Marcus Geiger
In his work, Marcus Geiger often uses domestic materials and painstaking processes that provoke ironic ruptures between the conceptual precision with which they are treated and the stereotypical image of a comfortable interior that they convey. He explores and demystifies the meaning of the artwork as a concept, disrupting the ways in which the art market attributes value. Geiger is also interested in the confrontation between space and art, in which space is considered broadly to include its social, cultural and political ramifications. His artistically empirical approach is based on an
intelligible capability; he directs his perception onto the real-time level of sensory recognition. By way of disarmament and in a gesture indicating a déjà-vu, Geiger retreats from a restorative bourgeoisie, without bitterness or moralizing about the vanity of the world.
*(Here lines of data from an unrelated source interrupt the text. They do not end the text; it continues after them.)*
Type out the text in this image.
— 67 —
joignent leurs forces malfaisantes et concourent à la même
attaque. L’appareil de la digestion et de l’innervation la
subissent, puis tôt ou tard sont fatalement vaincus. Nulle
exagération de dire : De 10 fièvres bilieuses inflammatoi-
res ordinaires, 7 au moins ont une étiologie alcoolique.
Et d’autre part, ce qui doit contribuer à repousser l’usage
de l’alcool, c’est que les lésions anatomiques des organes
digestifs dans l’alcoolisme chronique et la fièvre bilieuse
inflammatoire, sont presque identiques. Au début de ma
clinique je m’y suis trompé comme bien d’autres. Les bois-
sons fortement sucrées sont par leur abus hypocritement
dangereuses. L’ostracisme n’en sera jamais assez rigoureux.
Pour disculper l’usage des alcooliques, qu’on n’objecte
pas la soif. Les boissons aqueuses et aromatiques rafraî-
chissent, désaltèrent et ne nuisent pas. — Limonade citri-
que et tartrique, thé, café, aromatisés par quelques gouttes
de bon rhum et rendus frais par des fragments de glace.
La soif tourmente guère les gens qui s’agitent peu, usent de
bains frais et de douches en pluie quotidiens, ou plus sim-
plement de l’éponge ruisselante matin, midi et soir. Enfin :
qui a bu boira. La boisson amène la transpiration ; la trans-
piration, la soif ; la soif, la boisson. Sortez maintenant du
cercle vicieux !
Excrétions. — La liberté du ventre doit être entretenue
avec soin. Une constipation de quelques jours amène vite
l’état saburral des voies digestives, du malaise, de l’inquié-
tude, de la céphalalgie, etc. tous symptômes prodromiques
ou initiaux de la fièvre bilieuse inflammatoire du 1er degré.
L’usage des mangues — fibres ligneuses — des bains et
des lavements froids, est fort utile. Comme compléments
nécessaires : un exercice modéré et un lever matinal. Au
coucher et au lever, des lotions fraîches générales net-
He is not inhibited by philosophy; he replaces the myth of everyday life by the clear form of poetic language. If it is true that light changes the physical existence of the matter it hits since the latter transcends its state of being and is transposed to a higher level of totality, it must be possible to intensify the resulting phenomenon in relation to the color of the object, for example by changing from white to red on a color scale. In 1998, Geiger repainted the Vienna Secession red, thus transforming an architectural monument into a pictorial medium in an aura of demanding self-assertion and self-loving splendor. The work recalls one of Geiger’s first exhibitions. A milk carton painted red stood facing a Neo-Geo painting and prevented any auratization from occurring. Thus, Geiger disturbs expectations by means of temporary occupations. For Berlin Biennale 6 in 2010, he inserted these concepts into the exhibition architecture. With maximum transparency and reduction to essentials, dialectical situations emerge in which individual works and the building interrelate in complex ways. For ten years, a building at Oranienplatz had stood empty. Geiger put together the leftovers from its restoration and from the setup of the exhibition to form a temporary installation in the attic. Thus, the artist probed the entire building and the Biennale from its margins, activating its history as well as its institutional conditions. K.R.